Konservative Behandlung
- Schmerzlinderung: Schmerzmittel (z.B. Ibuprofen, Diclofenac), Muskelrelaxantien.
- Physiotherapie: Gezielte Übungen zur Stärkung der Nackenmuskulatur, Verbesserung der Beweglichkeit und Haltungsschulung. Bei akuten Nackenschmerzen und anderen Beschwerden, die auf ein HWS-Syndrom zurückgeführt werden können, ist es ratsam, die Halswirbelsäule wieder zu mobilisieren und die Schmerzen zu reduzieren, sodass Sie schnell aus einer Schonhaltung herauskommen. Dabei helfen Dehnübungen, Übungen aus der Rückenschule und ein gezieltes Training der Nackenmuskulatur unter ärztlicher oder physiotherapeutischer Aufsicht. Achten Sie darauf, stets mit kontrollierten, langsamen Bewegungen zu trainieren und abrupte Drehungen des Kopfes zu vermeiden. Geeignete Übungen sind hier z. B. isometrische und kräftigende Übungen für den Nackenbereich, bei der die Halswirbelsäule sanft gedehnt, gekräftigt und mobilisiert wird oder Halteübungen wie der Unterarmstütz. Spazierengehen, Rückenschwimmen und Rudern am Kabelzug tragen ebenfalls dazu bei, die Nackenmuskulatur zu trainieren und zu lockern.
- Manuelle Therapie: Zur Lösung von Blockaden und Verspannungen in der HWS.

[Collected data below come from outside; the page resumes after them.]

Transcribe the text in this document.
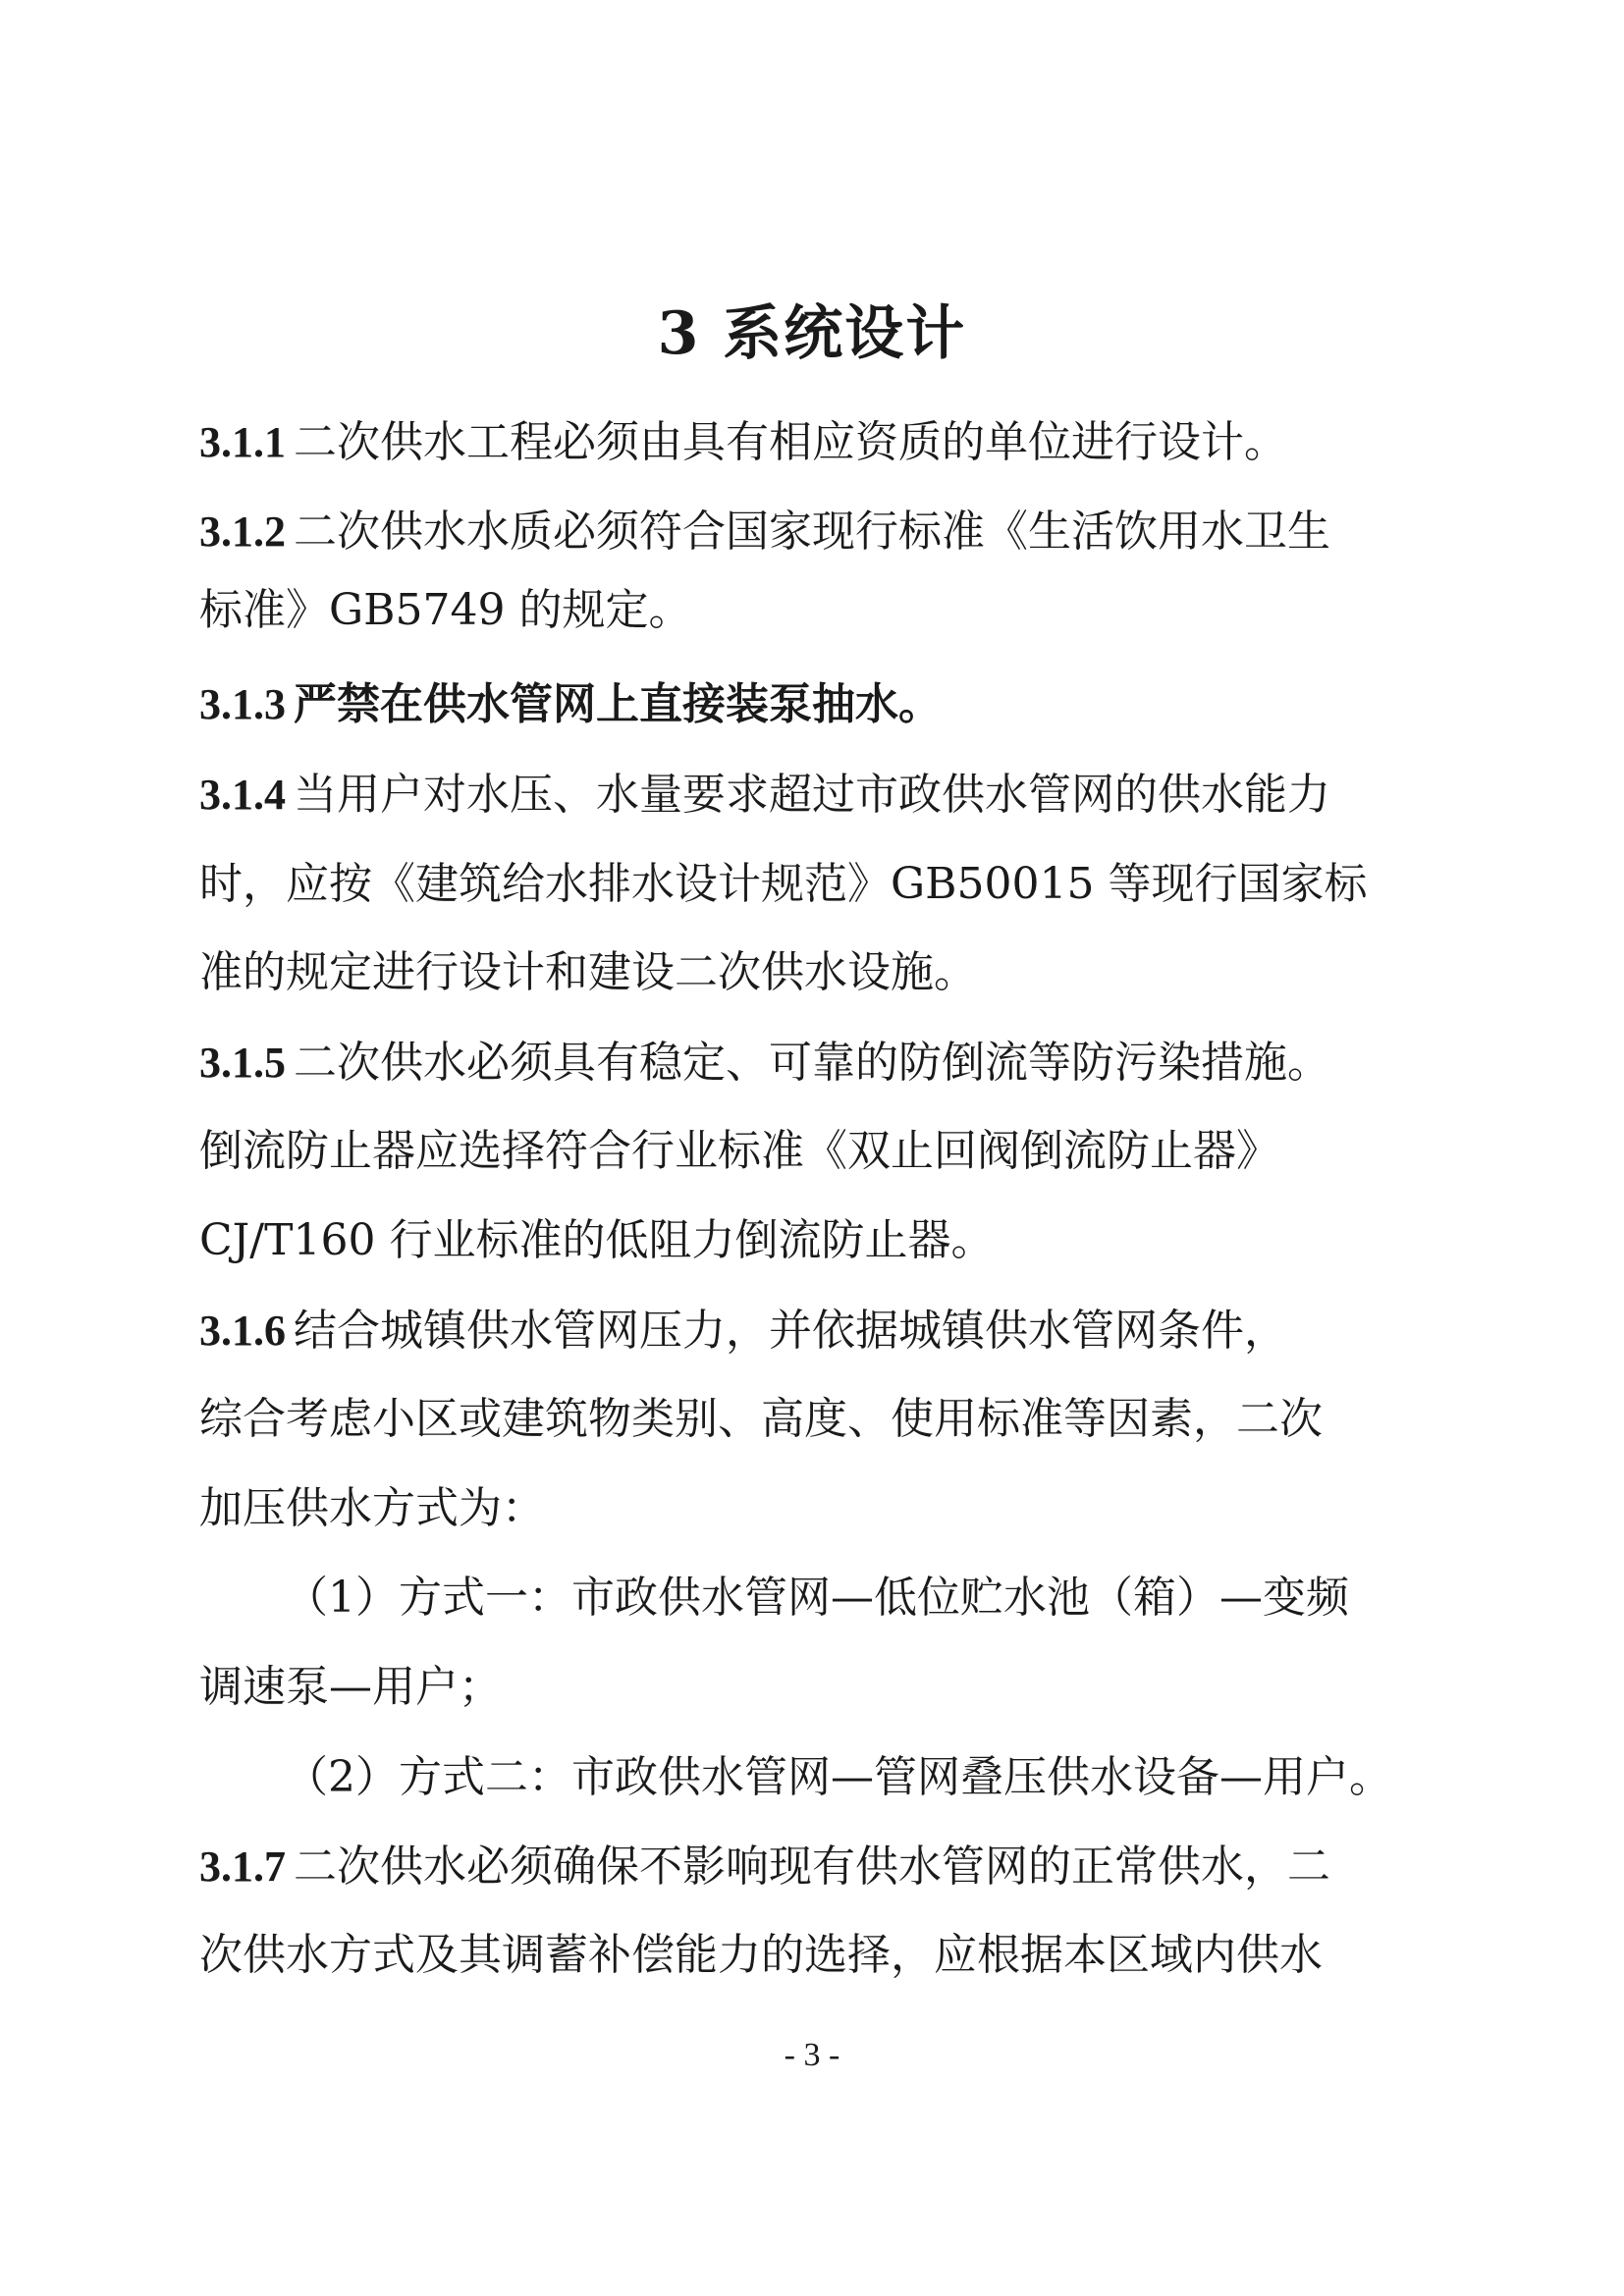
3 系统设计
3.1.1 二次供水工程必须由具有相应资质的单位进行设计。
3.1.2 二次供水水质必须符合国家现行标准《生活饮用水卫生
标准》GB5749 的规定。
3.1.3 严禁在供水管网上直接装泵抽水。
3.1.4 当用户对水压、水量要求超过市政供水管网的供水能力
时，应按《建筑给水排水设计规范》GB50015 等现行国家标
准的规定进行设计和建设二次供水设施。
3.1.5 二次供水必须具有稳定、可靠的防倒流等防污染措施。
倒流防止器应选择符合行业标准《双止回阀倒流防止器》
CJ/T160 行业标准的低阻力倒流防止器。
3.1.6 结合城镇供水管网压力，并依据城镇供水管网条件，
综合考虑小区或建筑物类别、高度、使用标准等因素，二次
加压供水方式为：
（1）方式一：市政供水管网—低位贮水池（箱）—变频
调速泵—用户；
（2）方式二：市政供水管网—管网叠压供水设备—用户。
3.1.7 二次供水必须确保不影响现有供水管网的正常供水，二
次供水方式及其调蓄补偿能力的选择，应根据本区域内供水
- 3 -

- Wärme- und Kälteanwendungen: Zur Schmerzlinderung und Muskelentspannung. Obwohl Kälte- und Wärmeanwendung bei verklemmten Nerven individuell unterschiedlich von den Patienten bewertet werden, scheint eine wärmende Behandlung, z.B. durch wärmende Salben, heißem Bad oder Rotlicht einen besseren, heilenden Effekt bei einem eingeklemmten Nerv zu haben. Der Grund liegt wohl darin, dass Wärme die Gefäße weitet und so mehr Blut in die Muskeln strömen lässt, was dann zu einer Lockerung der Muskeln führt. Man vermutet, dass die Hauptursache für eingeklemmte Nerven tatsächlich Muskelverhärtungen im Bereich der Nackenmuskulatur sind, die dann auf einen Nerv in diesem Bereich drücken.
- Ergonomische Anpassung: Anpassung des Arbeitsplatzes und der Körperhaltung, um Fehlbelastungen zu vermeiden.
- Entspannungstechniken: Stressbewältigung durch Entspannungsübungen wie Yoga, Meditation oder progressive Muskelentspannung.
Invasive Behandlung
- Injektionen: Injektion von Schmerzmitteln oder Kortikosteroiden in die betroffenen Bereiche zur Schmerzlinderung und Entzündungshemmung. Vor allem in der Orthopädie werden noch oft Spritzen appliziert, um lokal eine Entzündungshemmung und Schmerzlinderung zu erzielen. Zuvor werden die Einstichstellen sorgfältig desinfiziert und meistens ein Schmerzmittel-Kortisongemisch aufgezogen. Eine Besserung gegeben viele Patienten schon nach einigen Stunden nach der Spritze an. Es kann allerdings sein, dass nach einiger Zeit die Schmerzen wieder zurückkehren.
- Operation: In seltenen Fällen, z.B. bei schwerem Bandscheibenvorfall mit neurologischen Ausfällen, kann eine Operation erforderlich sein, um das Rückenmark oder die Nerven zu entlasten. Die Operation ist in der Regel ein vergleichsweiser kurzer mikrochirurgischer Eingriff. Dabei wird der betroffene Nerv und das Rückenmark von dem Druck befreit, indem der Bandscheibenanteil entfernt wird. Diese Maßnahme zielt darauf ab, die Symptome zu lindern und die Funktion der Nervenstrukturen wiederherzustellen.
Was tut der Halswirbelsäule gut?
- Regelmäßige Übungen zur Kräftigung der Nacken- und Schultermuskulatur.
- Dehnübungen zur Lösung von Verspannungen.
- Wärmeanwendungen zur Linderung von Schmerzen.
- Manuelle Therapien zur Verbesserung der Beweglichkeit.
- Eine rückenfreundliche Lebensweise.